Mesele onun etkinliğinin MARKAsıydı. Yeri değiştirmemesinin nedeni buydu. Çocukların daha fazla bilgilenmesi de pek umurunda değildi. Ben de kullanılmıştım.

Kullanılmak başıma ilk defa gelmiyordu.  Profesyonel hayatımda birkaç kere karşılaşmıştım.

😉

Bu sefer neye kızacağıma karar veremedim:

  • Kullanılmış olmaya mı?
  • “Yeğenim kadar severim” dediğim adamın bunu yapmasına mı?
  • Onun hakkında bin türlü konuşulurken benden başka herkesin haklı çıkmasına mı?

(Aslında yukarıdakilerin hepsi aynı şey)

😛

Yazmazdım ama… Bugünlerde başkalarına ahlak, insanlık ve dürüstlük satıyor da…

😉

 

 

Etiketler: , , ,

Kategori: yaşamın içinden

“Bir sosyal figür” yazısına şu ana kadar 24 yorum yapılmış:

  1. Uğur Bey Merhaba

    Çok şaşırdım şuan okuduklarıma çünkü benim ve Biga Girişimciler Topluluğunun sizinle yaptığımız etkinliği anlatmışsınız.
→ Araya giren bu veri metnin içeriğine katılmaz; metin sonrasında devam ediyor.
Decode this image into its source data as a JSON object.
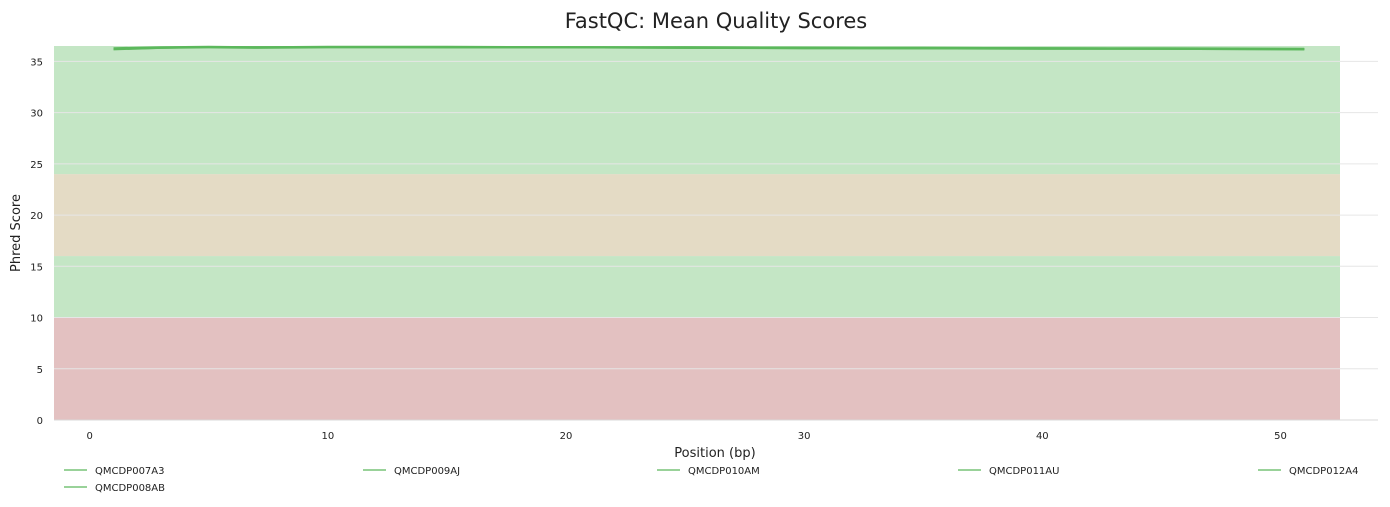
{
  "chart_data": {
    "type": "line",
    "title": "FastQC: Mean Quality Scores",
    "xlabel": "Position (bp)",
    "ylabel": "Phred Score",
    "xlim": [
      -1.5,
      52.5
    ],
    "ylim": [
      0,
      36.5
    ],
    "x_ticks": [
      0,
      10,
      20,
      30,
      40,
      50
    ],
    "y_ticks": [
      0,
      5,
      10,
      15,
      20,
      25,
      30,
      35
    ],
    "grid": true,
    "legend_position": "bottom",
    "bands": [
      {
        "from": 0,
        "to": 10,
        "color": "#e3c1c1"
      },
      {
        "from": 10,
        "to": 16,
        "color": "#c4e6c5"
      },
      {
        "from": 16,
        "to": 24,
        "color": "#e4dbc5"
      },
      {
        "from": 24,
        "to": 36.5,
        "color": "#c4e6c5"
      }
    ],
    "x": [
      1,
      3,
      5,
      7,
      10,
      15,
      20,
      25,
      30,
      35,
      40,
      45,
      51
    ],
    "series": [
      {
        "name": "QMCDP007A3",
        "color": "#5cb85c",
        "values": [
          36.2,
          36.35,
          36.4,
          36.35,
          36.4,
          36.4,
          36.4,
          36.35,
          36.3,
          36.3,
          36.25,
          36.25,
          36.2
        ]
      },
      {
        "name": "QMCDP009AJ",
        "color": "#5cb85c",
        "values": [
          36.25,
          36.35,
          36.4,
          36.4,
          36.4,
          36.4,
          36.4,
          36.4,
          36.35,
          36.3,
          36.3,
          36.25,
          36.2
        ]
      },
      {
        "name": "QMCDP010AM",
        "color": "#5cb85c",
        "values": [
          36.2,
          36.3,
          36.4,
          36.35,
          36.4,
          36.35,
          36.35,
          36.3,
          36.3,
          36.25,
          36.25,
          36.2,
          36.15
        ]
      },
      {
        "name": "QMCDP011AU",
        "color": "#5cb85c",
        "values": [
          36.3,
          36.4,
          36.45,
          36.4,
          36.45,
          36.45,
          36.4,
          36.4,
          36.35,
          36.35,
          36.3,
          36.3,
          36.25
        ]
      },
      {
        "name": "QMCDP012A4",
        "color": "#5cb85c",
        "values": [
          36.25,
          36.35,
          36.4,
          36.4,
          36.4,
          36.4,
          36.4,
          36.35,
          36.35,
          36.3,
          36.3,
          36.25,
          36.2
        ]
      },
      {
        "name": "QMCDP008AB",
        "color": "#5cb85c",
        "values": [
          36.15,
          36.3,
          36.35,
          36.3,
          36.35,
          36.35,
          36.35,
          36.3,
          36.25,
          36.25,
          36.2,
          36.2,
          36.15
        ]
      }
    ]
  }
}
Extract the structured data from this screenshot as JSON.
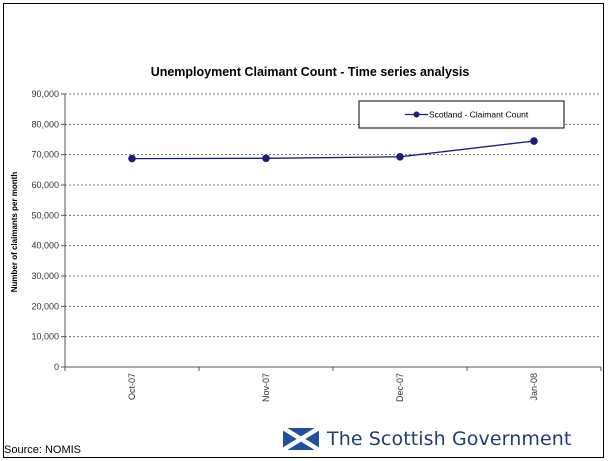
{
  "chart_data": {
    "type": "line",
    "title": "Unemployment Claimant Count - Time series analysis",
    "ylabel": "Number of claimants per month",
    "xlabel": "",
    "categories": [
      "Oct-07",
      "Nov-07",
      "Dec-07",
      "Jan-08"
    ],
    "series": [
      {
        "name": "Scotland - Claimant Count",
        "values": [
          68700,
          68800,
          69300,
          74500
        ]
      }
    ],
    "ylim": [
      0,
      90000
    ],
    "yticks": [
      "0",
      "10,000",
      "20,000",
      "30,000",
      "40,000",
      "50,000",
      "60,000",
      "70,000",
      "80,000",
      "90,000"
    ],
    "grid": "horizontal dashed",
    "legend_position": "top-right",
    "series_color": "#1a1f7a"
  },
  "footer": {
    "source": "Source: NOMIS",
    "logo_text": "The Scottish Government",
    "logo_color": "#1f3e73"
  }
}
Önce kendimi tanıtayım, şu anda bir özel bankada çalışıyorum, öncesinde üniversite kulübümle etkinlikler düzenledim.

    Yazınızda birtakım yanlış hatırlamalar var, ama yazıyı bu noktalar üzerine kurduğunuz için bu hatalar çok önemli hale gelmiş.

    Kendisinden bahsettiğiniz kişinin adını ben de yazmayacağım, çünkü yazıda haksızlık etmişsiniz ve bu haksızlığın altında kendisinin adını yazmak istemiyorum.

    1- O günkü etkinlik o abimizin marka etkinliği değildi. Biz o gün Çanakkale’den Markafoni ile firma ziyareti için geldik. 40 civarı kişiydik, sayıyı tam hatırlamıyorum. İstanbul’a geldiğimizde Markafoni’nin yetkilileri bize etkinliği iptal ettiklerini söylediler ve kelimenin tam anlamıyla ortada kaldık. Bu etkinlik için saatlerce yol gelmiş arkadaşlarımı kendilerini geliştirme yolculuğuna küstürecektim, söylenmeye başlamışlardı.

    Bize konferansa gelişinden tanıdığımız bir abimizi aradım, durumu anlattım. Ankara-İstanbul yolunda olduğunu söyledi. Sizi ona ben hatırlattım, çünkü konferansta sizden ve blogunuzdan bahsetmişti. O da sorup döneyim dedi. Sizinle görüştükten sonra bana döndü, yeri tam hatırlamıyorum “.. yere gider misiniz?” diye.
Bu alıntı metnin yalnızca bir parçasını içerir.